UNREAL:UNLABELED NODES RETRIEVAL AND LA-BELING FOR HEAVILY-IMBALANCED NODE CLASSIFI-CATION

Abstract

Extremely skewed label distributions are common in real-world node classification tasks. If not dealt with appropriately, it significantly hurts the performance of GNNs on minority classes. Due to the practical importance, there have been a series of recent researches devoted to this challenge. Existing over-sampling techniques smooth the label distribution by generating "fake" minority nodes and synthesize their features and local topology, which largely ignore the rich information of unlabeled nodes on graphs. On the other hand, methods based on loss function modification re-weight different samples or change classification margins.
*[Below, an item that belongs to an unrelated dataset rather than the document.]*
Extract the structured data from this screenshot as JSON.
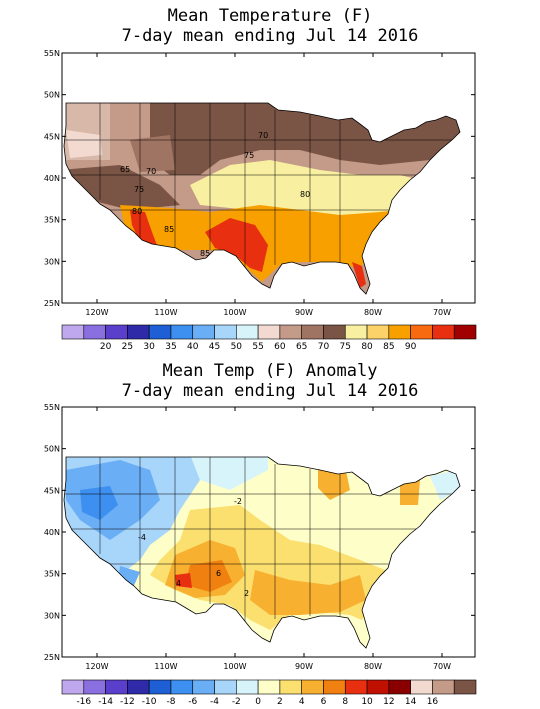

Representative methods in this category need to use label information to estimate the distance of each node to its class center, which is unavailable on unlabeled nodes. In this paper, we propose UNREAL, an iterative over-sampling method. The first key difference is that we only add unlabeled nodes instead of synthetic nodes, which eliminates the challenge of feature and neighborhood generation. To select which unlabeled nodes to add, we propose geometric ranking to rank unlabeled nodes. Geometric ranking exploits unsupervised learning in the node embedding space to effectively calibrates pseudo-label assignment. Finally, we identify the issue of geometric imbalance in the embedding space and provide a simple metric to filter out geometrically imbalanced nodes. Extensive experiments on real-world benchmark datasets are conducted, and the empirical results show that our method significantly outperforms current state-of-the-art methods consistent on different datasets with different imbalance ratios.

1. INTRODUCTION

Node classification is ubiquitous in real-world applications, ranging from malicious account detection (Mohammadrezaei et al., 2018) to fake news detection (Monti et al., 2019) . Many realworld data comes with an imbalanced class distribution (Mohammadrezaei et al., 2018; Wang et al., 2020b) . For instance, the proportion of malicious accounts in social networks is usually very rare. A model trained using an imbalanced dataset is prone to be sub-optimal on under-represented classes. While GNNs have achieved superior performance on node classification, training a fair GNN model for handling highly-imbalanced class distributions remains a challenging task. For the application of malicious account detection, GNN models would easily overfit the samples from the rare class of malicious accounts (Liu et al., 2018; Zhao et al., 2021) . The message passing scheme of GNN models make the problem even more complex, as here the samples cannot be treated as i.i.d. samples. Moreover, quantity imbalanced is often coupled with topology imbalance (Chen et al., 2021), and thus it is difficult to extend existing techniques for handling i.i.d. data to relational data. Given its importance and unique characteristics, a group of recent studies has been devoted to solving the imbalanced node classification problem (Zhao et al., 2021; Shi et al., 2020; Chen et al., 2021; Park et al., 2021; Song et al., 2022) . Over-sampling strategies are simple and effective for handling data imbalance. However, it is a non-trivial task to adapt them to graph data since the topological information of newly synthesized nodes is not provided. GraphSMOTE (Zhao et al., 2021) extends the synthetic minority over-sampling technique (SMOTE) to graph data by synthesizing nodes in the embedding space and generating relation information using link prediction. Shi et al. ( 2020) uses a generative model to generate nodes to smooth the label distribution. GraphENS (Park et al., 2021)